Blind and Low Vision Scouts – These Scouts can do a wide variety of handicraft tasks. The most important adaptation is to let them have their own set of tools and supplies that they do not have to share with another Scout. People with low vision adapt by remembering exactly where they lay down a tool and they do not need anyone else moving objects around while they are working. This is another situation where sorting trays can be put to good use. Before you assume they need a sighted helper or guide, ask them if that is what they want and if so, what they want the helper to do.
Do not dismiss the idea of offering graphic arts to Scouts that are blind. They can use heavy stock paper and a metal embossing stylus to create drawings that can be traced out by feel. You will need a cushion layer under the paper, which could be something as simple as a flat piece of cardboard or foam core board. A rubber friction mat can be used for this as well. These Scouts might do better with finger paints than brush paints, but they can paint. They can create touchable art with gel paints or white glue and sand.
Sound/Noise Sensitivity – Some crafts, like leatherwork and wood carving can be inherently noisy because you have to pound or tap on tools, like chisels and leather embossers. The noise can be too much for Scouts with sensory sensitivity. There are two approaches to solve this. If you have the space and can keep watch, let the Scout to move to a table at a distance from others, or better yet, work outdoors to let the sound carry. The other approach is to give the Scout a pair of noise control earmuffs or earplugs to wear. He or she will be hard of hearing while wearing them, so adapt accordingly.
Autism – Some Scouts on the autism spectrum have a strong need to finish the task at hand before they will shift to another task without getting upset. This is especially true for younger Scouts. The best solution is called “foreshadowing”. You begin telling everyone from the beginning of the session which steps you want to complete in that session. If you plan to shift from one craft project to another during the same session, tell the Scouts that the transition time is approaching with a five minute warning and a one minute warning. If you know that the project can’t be completed in one session, like when glue or paint needs to dry, tell them in advance and explain to them how they are going to get the opportunity to finish up or pick up their work later.

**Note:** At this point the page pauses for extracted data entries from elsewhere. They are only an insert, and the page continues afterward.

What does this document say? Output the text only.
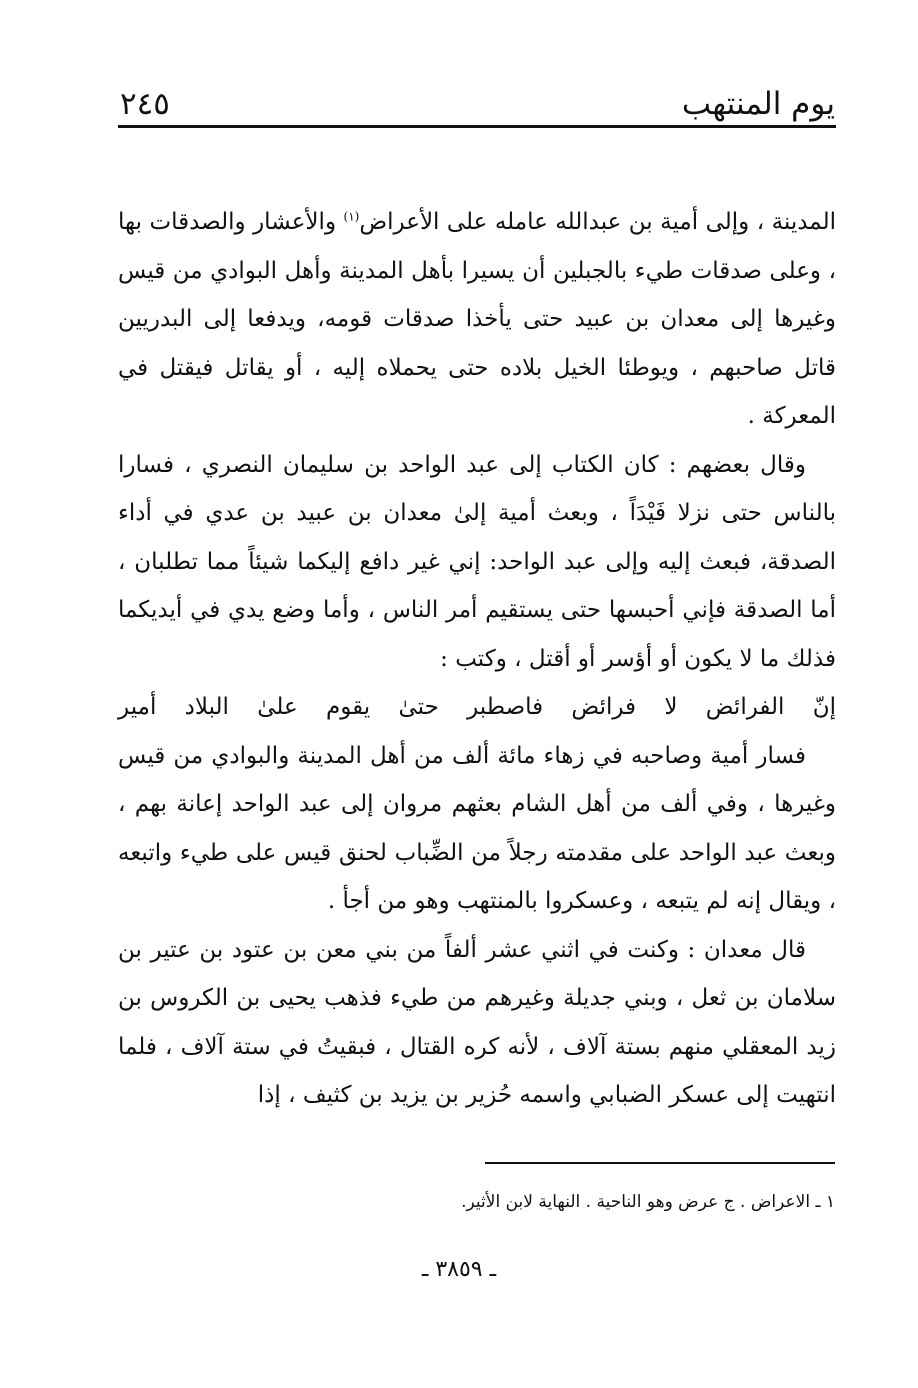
يوم المنتهب
٢٤٥

المدينة ، وإلى أمية بن عبدالله عامله على الأعراض$^{(١)}$ والأعشار والصدقات بها ، وعلى صدقات طيء بالجبلين أن يسيرا بأهل المدينة وأهل البوادي من قيس وغيرها إلى معدان بن عبيد حتى يأخذا صدقات قومه، ويدفعا إلى البدريين قاتل صاحبهم ، ويوطئا الخيل بلاده حتى يحملاه إليه ، أو يقاتل فيقتل في المعركة .

وقال بعضهم : كان الكتاب إلى عبد الواحد بن سليمان النصري ، فسارا بالناس حتى نزلا فَيْدَاً ، وبعث أمية إلىٰ معدان بن عبيد بن عدي في أداء الصدقة، فبعث إليه وإلى عبد الواحد: إني غير دافع إليكما شيئاً مما تطلبان ، أما الصدقة فإني أحبسها حتى يستقيم أمر الناس ، وأما وضع يدي في أيديكما فذلك ما لا يكون أو أؤسر أو أقتل ، وكتب :

إنّ الفرائض لا فرائض فاصطبر حتىٰ يقوم علىٰ البلاد أمير

فسار أمية وصاحبه في زهاء مائة ألف من أهل المدينة والبوادي من قيس وغيرها ، وفي ألف من أهل الشام بعثهم مروان إلى عبد الواحد إعانة بهم ، وبعث عبد الواحد على مقدمته رجلاً من الضِّباب لحنق قيس على طيء واتبعه ، ويقال إنه لم يتبعه ، وعسكروا بالمنتهب وهو من أجأ .

قال معدان : وكنت في اثني عشر ألفاً من بني معن بن عتود بن عتير بن سلامان بن ثعل ، وبني جديلة وغيرهم من طيء فذهب يحيى بن الكروس بن زيد المعقلي منهم بستة آلاف ، لأنه كره القتال ، فبقيتُ في ستة آلاف ، فلما انتهيت إلى عسكر الضبابي واسمه حُزير بن يزيد بن كثيف ، إذا

١ ـ الاعراض . ج عرض وهو الناحية . النهاية لابن الأثير.
ـ ٣٨٥٩ ـ
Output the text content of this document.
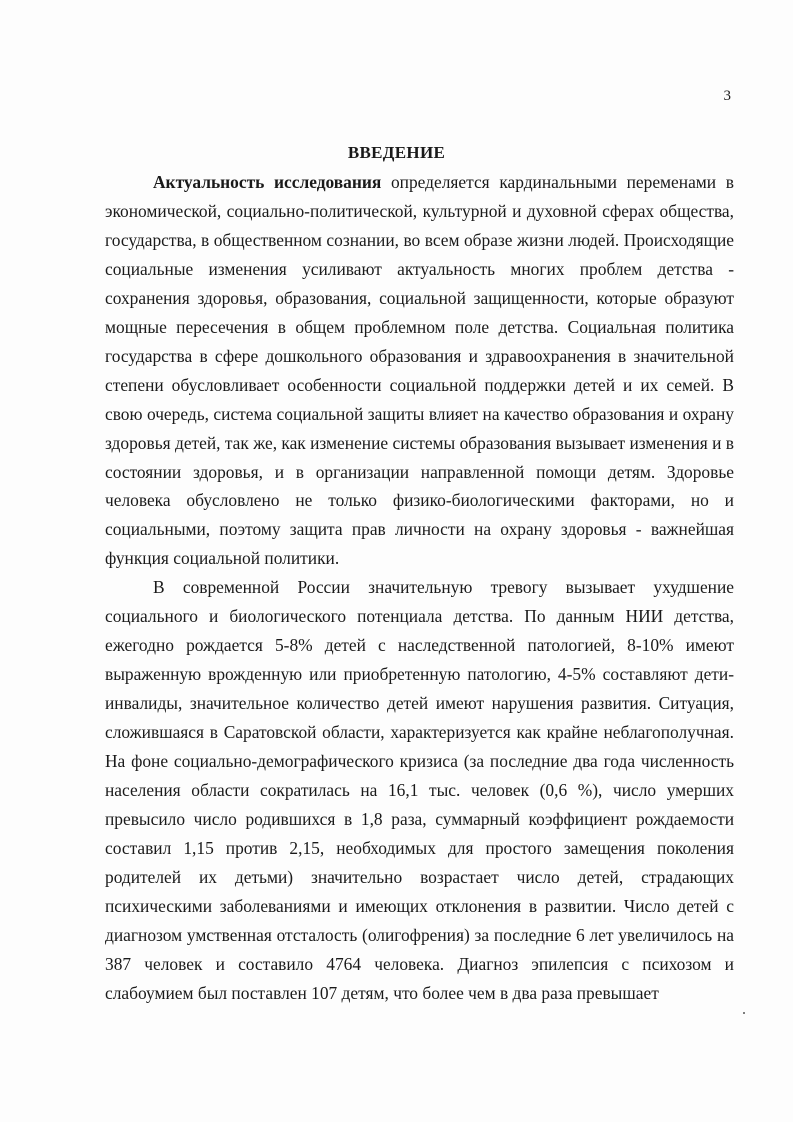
3
ВВЕДЕНИЕ

Актуальность исследования определяется кардинальными переменами в экономической, социально-политической, культурной и духовной сферах общества, государства, в общественном сознании, во всем образе жизни людей. Происходящие социальные изменения усиливают актуальность многих проблем детства - сохранения здоровья, образования, социальной защищенности, которые образуют мощные пересечения в общем проблемном поле детства. Социальная политика государства в сфере дошкольного образования и здравоохранения в значительной степени обусловливает особенности социальной поддержки детей и их семей. В свою очередь, система социальной защиты влияет на качество образования и охрану здоровья детей, так же, как изменение системы образования вызывает изменения и в состоянии здоровья, и в организации направленной помощи детям. Здоровье человека обусловлено не только физико-биологическими факторами, но и социальными, поэтому защита прав личности на охрану здоровья - важнейшая функция социальной политики.

В современной России значительную тревогу вызывает ухудшение социального и биологического потенциала детства. По данным НИИ детства, ежегодно рождается 5-8% детей с наследственной патологией, 8-10% имеют выраженную врожденную или приобретенную патологию, 4-5% составляют дети-инвалиды, значительное количество детей имеют нарушения развития. Ситуация, сложившаяся в Саратовской области, характеризуется как крайне неблагополучная. На фоне социально-демографического кризиса (за последние два года численность населения области сократилась на 16,1 тыс. человек (0,6 %), число умерших превысило число родившихся в 1,8 раза, суммарный коэффициент рождаемости составил 1,15 против 2,15, необходимых для простого замещения поколения родителей их детьми) значительно возрастает число детей, страдающих психическими заболеваниями и имеющих отклонения в развитии. Число детей с диагнозом умственная отсталость (олигофрения) за последние 6 лет увеличилось на 387 человек и составило 4764 человека. Диагноз эпилепсия с психозом и слабоумием был поставлен 107 детям, что более чем в два раза превышает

Sometimes Scouts on the autism spectrum will work slowly because they are trying to do a better quality job than is necessary. It is unlikely that you will persuade them to loosen up and lower their standards. If you see this happening, take a moment to tell these Scouts that while there won’t be enough time to finish during that same session, they can have more time to work on their project during free crafts time, in the evening at their campsite, or after they get home from camp.
SUGGESTED EXTRA EQUIPMENT AND SUPPLIES LIST
- Painter’s tape
- Slant Board
- Rubber friction mat
- Heavyweight paper
- Embossing stylus
- Small variety of woodworking clamps
- Clothespins for manipulating small objects
- Rubber pipe insulation for enlarging handles
- Gaffer’s or duct tape
- Extra clay for adding heft or weight to tools
- Florist’s foam
- Small whiteboards and markers
- Noise control earmuffs and/or earplugs
 Physical disabilities include people who need mobility equipment like wheelchairs and crutches, but also include people that have limited strength, endurance, or coordination.
 This is one aspect of “executive functioning” and it occurs with several different invisible disabilities.